2018 est une année important pour le football russe. Vous avez écrit un livre sur l’attribution de la Coupe du Monde à votre pays. Malheureusement, en France, nous n’avons pas accès à toutes ces informations. Pouvez-vous nous en dire plus sur le projet russe ? Où en est-on dans la préparation (stade, transport, …). Quelles sont les attentes de la fédération russe concernant le développement du football en Russie ?

La préparation avance plutôt activement. Les 11 villes qui accueilleront des matchs de la Coupe du Monde ont été désignées en septembre, et il sera juste de noter que ce choix, officiellement pris par la FIFA (mais très douteux étant donné que Joseph Blatter ne pouvait apporter certaines réponses sur des billes particulières lors de la conférence de presse, orientant ces questions vers Vitaly Mutko), a surpris beaucoup de personnes. La seule ville en dehors de Moscou qui compte 2 équipes en Russian Premier League, la confortable ville du sud, Krasnodar, n’a pas été retenue, au même titre que la plus colorée des villes russes, Yaroslav. La Russie doit construire presque toutes les infrastructures, pas seulement les stades, mais également les aéroports, les routes, les chemins de fers. Je suis sûr qu’au final tout sera prêt parce que la spécialité russe de tous les temps est de montrer au monde entier à quel point nous sommes grands, même si à l’intérieur du pays, c’est de pire en pire.
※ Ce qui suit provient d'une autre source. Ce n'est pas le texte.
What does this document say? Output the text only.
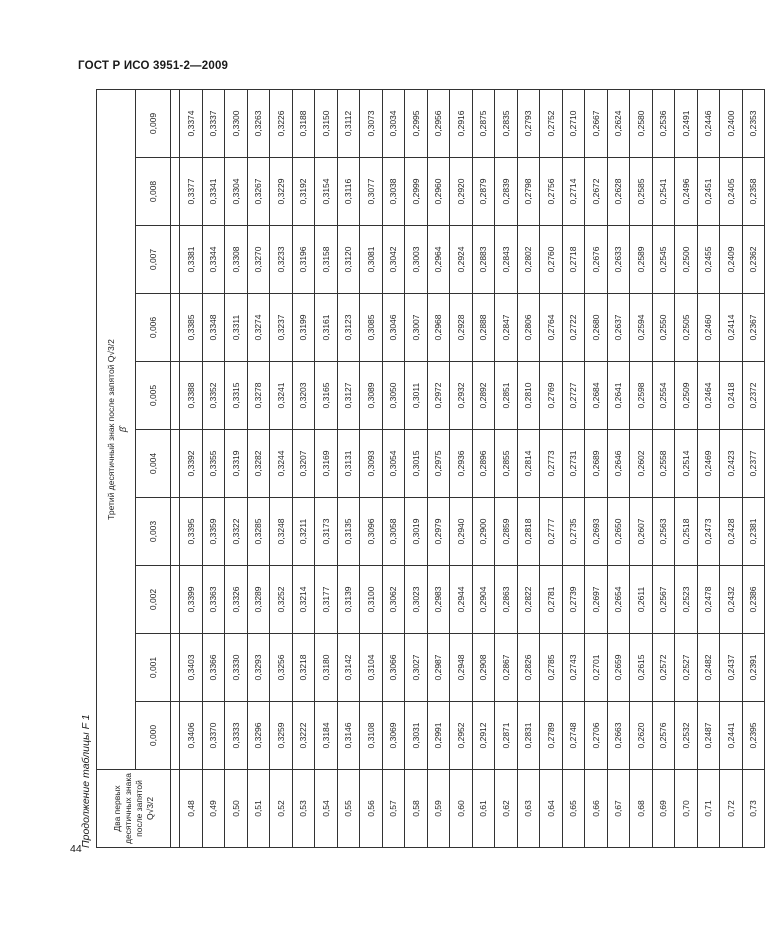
ГОСТ Р ИСО 3951-2—2009
Продолжение таблицы F 1 Два первых десятичных знака после запятой Q√3/2	Третий десятичный знак после запятой Q√3/2 β̂									

	0,000	0,001	0,002	0,003	0,004	0,005	0,006	0,007	0,008	0,009

0,48	0,3406	0,3403	0,3399	0,3395	0,3392	0,3388	0,3385	0,3381	0,3377	0,3374
0,49	0,3370	0,3366	0,3363	0,3359	0,3355	0,3352	0,3348	0,3344	0,3341	0,3337
0,50	0,3333	0,3330	0,3326	0,3322	0,3319	0,3315	0,3311	0,3308	0,3304	0,3300
0,51	0,3296	0,3293	0,3289	0,3285	0,3282	0,3278	0,3274	0,3270	0,3267	0,3263
0,52	0,3259	0,3256	0,3252	0,3248	0,3244	0,3241	0,3237	0,3233	0,3229	0,3226
0,53	0,3222	0,3218	0,3214	0,3211	0,3207	0,3203	0,3199	0,3196	0,3192	0,3188
0,54	0,3184	0,3180	0,3177	0,3173	0,3169	0,3165	0,3161	0,3158	0,3154	0,3150
0,55	0,3146	0,3142	0,3139	0,3135	0,3131	0,3127	0,3123	0,3120	0,3116	0,3112
0,56	0,3108	0,3104	0,3100	0,3096	0,3093	0,3089	0,3085	0,3081	0,3077	0,3073
0,57	0,3069	0,3066	0,3062	0,3058	0,3054	0,3050	0,3046	0,3042	0,3038	0,3034
0,58	0,3031	0,3027	0,3023	0,3019	0,3015	0,3011	0,3007	0,3003	0,2999	0,2995
0,59	0,2991	0,2987	0,2983	0,2979	0,2975	0,2972	0,2968	0,2964	0,2960	0,2956
0,60	0,2952	0,2948	0,2944	0,2940	0,2936	0,2932	0,2928	0,2924	0,2920	0,2916
0,61	0,2912	0,2908	0,2904	0,2900	0,2896	0,2892	0,2888	0,2883	0,2879	0,2875
0,62	0,2871	0,2867	0,2863	0,2859	0,2855	0,2851	0,2847	0,2843	0,2839	0,2835
0,63	0,2831	0,2826	0,2822	0,2818	0,2814	0,2810	0,2806	0,2802	0,2798	0,2793
0,64	0,2789	0,2785	0,2781	0,2777	0,2773	0,2769	0,2764	0,2760	0,2756	0,2752
0,65	0,2748	0,2743	0,2739	0,2735	0,2731	0,2727	0,2722	0,2718	0,2714	0,2710
0,66	0,2706	0,2701	0,2697	0,2693	0,2689	0,2684	0,2680	0,2676	0,2672	0,2667
0,67	0,2663	0,2659	0,2654	0,2650	0,2646	0,2641	0,2637	0,2633	0,2628	0,2624
0,68	0,2620	0,2615	0,2611	0,2607	0,2602	0,2598	0,2594	0,2589	0,2585	0,2580
0,69	0,2576	0,2572	0,2567	0,2563	0,2558	0,2554	0,2550	0,2545	0,2541	0,2536
0,70	0,2532	0,2527	0,2523	0,2518	0,2514	0,2509	0,2505	0,2500	0,2496	0,2491
0,71	0,2487	0,2482	0,2478	0,2473	0,2469	0,2464	0,2460	0,2455	0,2451	0,2446
0,72	0,2441	0,2437	0,2432	0,2428	0,2423	0,2418	0,2414	0,2409	0,2405	0,2400
0,73	0,2395	0,2391	0,2386	0,2381	0,2377	0,2372	0,2367	0,2362	0,2358	0,2353
44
En France, et en Europe de l’Ouest en général, les supporters russes n’ont pas un très bonne réputation (fight, racisme, …). Quelle est la situation exacte concernant ce sujet ? Le football est-il important dans la société russe ? Ayant passé quelque mois à Moscou, j’ai eu la possibilité de parler avec des supporters et j’ai réalisé que beaucoup d’entre eux n’aiment pas vraiment le football russe et sont plus intéressés par le football Ouest-Européen, et particulièrement le football anglais. Partagez-vous ce sentiment ? Comment les russes perçoivent-ils leur football ?

La situation est exécrable. Les stades sont occupés par des supporters radicaux avec des fumigènes, qui ne cessent de proférer des gros mots, des expressions nationalistes et insultent leurs adversaires plutôt que de supporter les leurs. Les gens « normaux », les familles avec enfants ne vont pas au stade parce que c’est dangereux. C’est pour cela que l’affluence moyenne ne dépasse pas les 11 000 spectateurs, ce qui est une honte pour un championnat avec de tels moyens et de tels joueurs.

Les familles avec enfants ne vont pas au stade parce que c’est dangereux. C’est pour cela que l’affluence moyenne ne dépasse pas les 11 000 spectateurs, ce qui est une honte pour un championnat avec de tels moyens et de tels joueurs.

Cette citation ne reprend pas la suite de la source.